After majoring in Graphic Design at School of Applied Arts in Oviedo, Centol has developed her creative trajectory largely in Asturias, albeit with some periods abroad. Since her first solo exhibition in 1987, her work has been regularly featured in solo and group shows and has received several awards, scholarships and grants.
Centol's work is known for its attention to the essence and process of drawing as a vehicle for introspection and as a favoured means of expression, a fact that has endowed this artist's production with a marked economy of means and a singular liking for geometry.
The result of an intense working process lasting several months, this installation draws on the enduring connection between the specific creative expression of Romanesque architecture and the physical, cultural and human space in which it is inscribed and its ongoing dialogue with the visual creative forces of the moment.

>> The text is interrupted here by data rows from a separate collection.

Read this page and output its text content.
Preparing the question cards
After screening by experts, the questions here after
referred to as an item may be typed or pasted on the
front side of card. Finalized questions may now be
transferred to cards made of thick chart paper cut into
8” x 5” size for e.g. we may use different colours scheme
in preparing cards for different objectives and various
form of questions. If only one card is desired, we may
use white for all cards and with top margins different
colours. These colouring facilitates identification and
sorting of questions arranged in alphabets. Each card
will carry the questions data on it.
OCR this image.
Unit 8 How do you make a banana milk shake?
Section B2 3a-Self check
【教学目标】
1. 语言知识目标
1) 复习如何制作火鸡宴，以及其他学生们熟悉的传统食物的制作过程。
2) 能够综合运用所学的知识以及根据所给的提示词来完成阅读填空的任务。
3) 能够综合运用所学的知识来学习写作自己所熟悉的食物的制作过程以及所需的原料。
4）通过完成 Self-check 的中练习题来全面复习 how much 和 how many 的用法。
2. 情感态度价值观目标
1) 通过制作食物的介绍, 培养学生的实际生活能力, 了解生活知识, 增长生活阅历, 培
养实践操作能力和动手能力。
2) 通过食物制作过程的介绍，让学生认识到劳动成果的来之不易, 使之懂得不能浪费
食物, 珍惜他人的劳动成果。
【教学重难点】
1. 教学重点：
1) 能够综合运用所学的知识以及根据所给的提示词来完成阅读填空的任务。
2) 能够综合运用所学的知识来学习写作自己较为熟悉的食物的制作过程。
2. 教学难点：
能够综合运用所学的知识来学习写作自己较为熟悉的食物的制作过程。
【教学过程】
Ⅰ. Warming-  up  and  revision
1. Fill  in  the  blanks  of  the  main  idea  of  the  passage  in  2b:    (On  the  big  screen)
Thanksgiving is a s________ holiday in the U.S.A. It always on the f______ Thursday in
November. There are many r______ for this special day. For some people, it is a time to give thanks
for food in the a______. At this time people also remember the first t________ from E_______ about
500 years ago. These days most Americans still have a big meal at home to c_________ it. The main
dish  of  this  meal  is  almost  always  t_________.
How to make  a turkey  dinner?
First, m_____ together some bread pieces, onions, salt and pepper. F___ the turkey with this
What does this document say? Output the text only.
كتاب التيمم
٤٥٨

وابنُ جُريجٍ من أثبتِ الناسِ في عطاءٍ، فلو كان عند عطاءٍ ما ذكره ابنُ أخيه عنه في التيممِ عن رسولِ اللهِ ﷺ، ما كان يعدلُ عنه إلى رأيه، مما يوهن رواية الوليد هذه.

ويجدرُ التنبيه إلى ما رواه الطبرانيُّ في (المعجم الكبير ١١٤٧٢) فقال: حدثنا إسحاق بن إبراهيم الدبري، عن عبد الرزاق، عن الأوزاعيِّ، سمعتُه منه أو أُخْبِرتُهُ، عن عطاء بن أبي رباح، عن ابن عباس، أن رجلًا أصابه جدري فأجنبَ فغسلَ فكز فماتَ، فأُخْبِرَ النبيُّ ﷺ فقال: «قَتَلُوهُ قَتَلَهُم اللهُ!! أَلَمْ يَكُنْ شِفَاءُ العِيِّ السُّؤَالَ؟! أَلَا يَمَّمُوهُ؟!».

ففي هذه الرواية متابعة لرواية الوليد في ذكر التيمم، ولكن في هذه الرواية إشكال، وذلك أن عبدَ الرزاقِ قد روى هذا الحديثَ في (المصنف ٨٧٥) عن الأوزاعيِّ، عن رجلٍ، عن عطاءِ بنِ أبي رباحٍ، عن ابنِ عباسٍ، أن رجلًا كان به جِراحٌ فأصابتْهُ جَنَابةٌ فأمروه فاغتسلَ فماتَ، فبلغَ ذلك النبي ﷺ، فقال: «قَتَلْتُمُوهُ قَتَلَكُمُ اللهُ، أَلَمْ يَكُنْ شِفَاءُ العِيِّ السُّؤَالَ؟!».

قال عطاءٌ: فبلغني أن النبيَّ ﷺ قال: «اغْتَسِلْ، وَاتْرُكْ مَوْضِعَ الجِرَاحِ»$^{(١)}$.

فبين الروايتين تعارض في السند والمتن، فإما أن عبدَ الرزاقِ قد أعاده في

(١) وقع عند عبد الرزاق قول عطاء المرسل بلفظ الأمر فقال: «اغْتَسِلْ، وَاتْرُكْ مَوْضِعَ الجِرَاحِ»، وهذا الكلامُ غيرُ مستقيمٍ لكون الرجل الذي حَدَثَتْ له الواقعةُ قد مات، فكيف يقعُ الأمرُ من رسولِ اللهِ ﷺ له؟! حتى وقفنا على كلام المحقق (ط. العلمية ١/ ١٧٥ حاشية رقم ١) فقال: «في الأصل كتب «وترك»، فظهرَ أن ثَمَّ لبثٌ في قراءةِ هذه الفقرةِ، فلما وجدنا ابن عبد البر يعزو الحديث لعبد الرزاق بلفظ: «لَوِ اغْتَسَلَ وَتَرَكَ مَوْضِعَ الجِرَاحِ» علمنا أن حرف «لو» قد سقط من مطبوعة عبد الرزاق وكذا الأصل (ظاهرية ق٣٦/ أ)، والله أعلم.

Exploring this heritage in the well-defined geographical framework of Villaviciosa and its area of influence, brought to the surface the existence of constructive typologies and iconographic repertoires whose interpretation over the centuries has forced a new reflection on their value from a contemporary gaze within the context of the symbolic complex of identities. Photographic and sound materials are extracted from the relationship between place-memory-reading and its interpretation from the premises of cultural heritage, informing a mosaic of identities mirroring the symbiosis of human collectives with the visual manifestation closest to their cultural memory, and hence their selective expression here through art.
Two series of portraits, one of the "guardians" of this heritage, the individuals in charge of the custody and opening of the buildings; and the second of "infantes", children and young people engaged in recreations of motifs taken from the monuments, are combined with manipulated images of Romanesque art which is taken as the central axis of the project and the reflection of an identification that goes beyond the received way of looking at heritage from the past.